# Gas bottle refills, Costa del Sol



## TheNomad (Aug 12, 2013)

There's now a place on the Costa del Sol where you can get any type of gas bottles refilled.
They are called "Gasbottle International",they are in Malaga province and their phoenix number is 0034 616969496. English spoken.
Website:
www.gasbottlerefill.com

I have not used them personally but have seen some advert flyers for them at several places along the Malaga region where Motorhomes converge. See their website for more details.


----------



## BrianJP (Sep 17, 2010)

Only just in Malaga as it's in Estepona useful but could be a long way west of where many people here will be. 
In my experience most garages etc that sell gas bottles on the Costa will exchange an empty for any make they carry.


----------



## TheNomad (Aug 12, 2013)

Just in case you may have misunderstood, what these guys are I think saying is that they REFILL any type of gas bottle. They don't need to have another full bottle similar to your empty one, they refill your actual bottle. ( just as the guys at the Western side of Boliquime on the Portuguese Algarve coast have done for years).


----------



## 113016 (Jun 5, 2008)

Just out of interest. What about refillable with an internal filler point?


----------



## TheNomad (Aug 12, 2013)

Grath said:


> Just out of interest. What about refillable with an internal filler point?

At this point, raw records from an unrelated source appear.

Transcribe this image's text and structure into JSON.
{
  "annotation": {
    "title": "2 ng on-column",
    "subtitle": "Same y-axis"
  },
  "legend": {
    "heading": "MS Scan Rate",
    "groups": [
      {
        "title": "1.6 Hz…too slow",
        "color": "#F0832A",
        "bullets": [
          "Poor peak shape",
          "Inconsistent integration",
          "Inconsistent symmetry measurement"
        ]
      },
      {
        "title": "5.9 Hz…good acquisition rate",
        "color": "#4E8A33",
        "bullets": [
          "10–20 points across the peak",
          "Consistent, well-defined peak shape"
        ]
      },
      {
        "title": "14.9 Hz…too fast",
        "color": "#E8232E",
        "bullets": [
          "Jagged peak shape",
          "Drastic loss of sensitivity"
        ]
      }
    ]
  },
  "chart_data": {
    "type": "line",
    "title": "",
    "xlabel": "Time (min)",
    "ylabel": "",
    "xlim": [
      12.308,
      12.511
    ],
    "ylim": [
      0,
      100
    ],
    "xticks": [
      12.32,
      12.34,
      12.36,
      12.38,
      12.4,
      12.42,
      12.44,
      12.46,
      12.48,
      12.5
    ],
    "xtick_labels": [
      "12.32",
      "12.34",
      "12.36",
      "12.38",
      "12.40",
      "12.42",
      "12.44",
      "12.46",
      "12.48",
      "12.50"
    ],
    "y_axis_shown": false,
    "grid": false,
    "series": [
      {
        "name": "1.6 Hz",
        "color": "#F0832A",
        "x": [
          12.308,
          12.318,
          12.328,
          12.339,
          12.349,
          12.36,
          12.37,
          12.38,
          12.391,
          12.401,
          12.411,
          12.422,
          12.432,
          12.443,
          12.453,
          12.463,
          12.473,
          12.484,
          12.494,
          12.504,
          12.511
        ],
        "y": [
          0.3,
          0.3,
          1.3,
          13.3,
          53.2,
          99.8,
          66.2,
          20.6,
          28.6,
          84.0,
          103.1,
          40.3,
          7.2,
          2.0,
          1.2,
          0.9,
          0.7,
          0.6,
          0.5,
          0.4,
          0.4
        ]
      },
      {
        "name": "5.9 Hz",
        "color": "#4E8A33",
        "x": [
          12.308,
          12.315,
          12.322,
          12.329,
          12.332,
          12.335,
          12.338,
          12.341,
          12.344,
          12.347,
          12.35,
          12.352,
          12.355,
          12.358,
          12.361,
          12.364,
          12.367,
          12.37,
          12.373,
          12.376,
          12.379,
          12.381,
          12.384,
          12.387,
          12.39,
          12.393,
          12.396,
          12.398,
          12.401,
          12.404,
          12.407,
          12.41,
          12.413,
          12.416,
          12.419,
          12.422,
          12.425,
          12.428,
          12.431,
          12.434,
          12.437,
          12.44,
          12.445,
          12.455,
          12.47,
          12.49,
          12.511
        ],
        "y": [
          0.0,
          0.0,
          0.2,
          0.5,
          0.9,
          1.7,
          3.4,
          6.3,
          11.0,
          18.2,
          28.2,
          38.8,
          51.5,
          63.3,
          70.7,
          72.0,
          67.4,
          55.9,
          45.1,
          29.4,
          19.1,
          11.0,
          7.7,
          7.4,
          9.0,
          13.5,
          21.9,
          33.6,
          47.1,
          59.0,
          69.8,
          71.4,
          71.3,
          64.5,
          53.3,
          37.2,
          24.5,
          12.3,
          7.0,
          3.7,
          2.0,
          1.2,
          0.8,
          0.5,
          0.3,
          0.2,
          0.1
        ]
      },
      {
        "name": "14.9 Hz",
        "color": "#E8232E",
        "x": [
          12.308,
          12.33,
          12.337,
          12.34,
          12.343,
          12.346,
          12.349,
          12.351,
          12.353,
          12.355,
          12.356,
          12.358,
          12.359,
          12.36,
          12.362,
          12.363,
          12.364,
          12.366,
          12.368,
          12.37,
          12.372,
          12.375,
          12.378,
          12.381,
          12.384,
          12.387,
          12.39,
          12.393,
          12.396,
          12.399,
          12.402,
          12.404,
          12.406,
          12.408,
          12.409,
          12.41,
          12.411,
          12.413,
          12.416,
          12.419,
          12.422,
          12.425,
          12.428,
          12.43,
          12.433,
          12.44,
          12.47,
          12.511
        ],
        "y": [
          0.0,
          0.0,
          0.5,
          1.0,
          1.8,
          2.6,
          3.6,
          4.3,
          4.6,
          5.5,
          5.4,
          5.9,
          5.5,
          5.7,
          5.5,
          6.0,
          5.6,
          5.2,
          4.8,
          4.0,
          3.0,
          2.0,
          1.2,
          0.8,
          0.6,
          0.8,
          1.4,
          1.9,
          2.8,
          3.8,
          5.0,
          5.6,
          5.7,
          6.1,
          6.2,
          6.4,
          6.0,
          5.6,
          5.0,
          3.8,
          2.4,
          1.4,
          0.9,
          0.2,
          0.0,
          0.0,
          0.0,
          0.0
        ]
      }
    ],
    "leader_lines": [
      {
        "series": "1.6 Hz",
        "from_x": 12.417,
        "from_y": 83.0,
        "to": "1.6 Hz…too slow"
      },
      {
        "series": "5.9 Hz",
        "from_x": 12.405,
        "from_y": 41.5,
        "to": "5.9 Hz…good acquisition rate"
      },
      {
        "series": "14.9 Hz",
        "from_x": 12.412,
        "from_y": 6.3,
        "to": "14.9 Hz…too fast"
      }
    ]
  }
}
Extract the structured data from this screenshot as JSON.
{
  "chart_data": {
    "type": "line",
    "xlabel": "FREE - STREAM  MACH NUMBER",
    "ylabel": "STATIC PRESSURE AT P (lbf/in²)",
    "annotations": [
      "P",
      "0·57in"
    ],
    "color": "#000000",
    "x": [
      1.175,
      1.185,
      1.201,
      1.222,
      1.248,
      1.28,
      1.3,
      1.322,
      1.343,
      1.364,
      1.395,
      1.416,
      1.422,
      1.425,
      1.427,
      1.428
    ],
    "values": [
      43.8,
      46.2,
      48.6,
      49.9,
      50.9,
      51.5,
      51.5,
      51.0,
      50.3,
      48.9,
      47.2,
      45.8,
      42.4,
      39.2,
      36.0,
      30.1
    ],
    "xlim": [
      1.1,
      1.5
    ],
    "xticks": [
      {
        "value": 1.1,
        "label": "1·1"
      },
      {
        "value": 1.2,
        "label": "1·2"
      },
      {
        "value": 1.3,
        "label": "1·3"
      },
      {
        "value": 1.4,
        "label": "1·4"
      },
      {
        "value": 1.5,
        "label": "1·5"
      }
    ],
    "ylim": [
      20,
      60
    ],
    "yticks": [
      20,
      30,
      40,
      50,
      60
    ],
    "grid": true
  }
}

Ring them or email them to ask I guess...but if they'll refill anything as their website and flyers say, then I suspect the answer is gonna be yes.
Their contact details are on their website to which I provided a link above.


----------



## 113016 (Jun 5, 2008)

TheNomad said:


> Ring them or email them to ask I guess...but if they'll refill anything as their website and flyers say, then I suspect the answer is gonna be yes.
> Their contact details are on their website to which I provided a link above.


Done!


----------



## 113016 (Jun 5, 2008)

Here is the answer, so I have explained the difference between refillable bottles.
The reason I asked is because my latest van has an internal filler point. I will fit an external today!

Hi there, 
I only refill bottles. Is there no bottle in your gas locker that can be disconnected??
There are some gas filling stations with LPG around if it is this what you are looking for.
Regards.
Dirk


----------



## 113016 (Jun 5, 2008)

Grath said:


> Here is the answer, so I have explained the difference between refillable bottles.
> The reason I asked is because my latest van has an internal filler point. I will fit an external today!
> 
> Hi there,
> ...


Fitted the external filler this morning, therefore I should be able to refill most places>


----------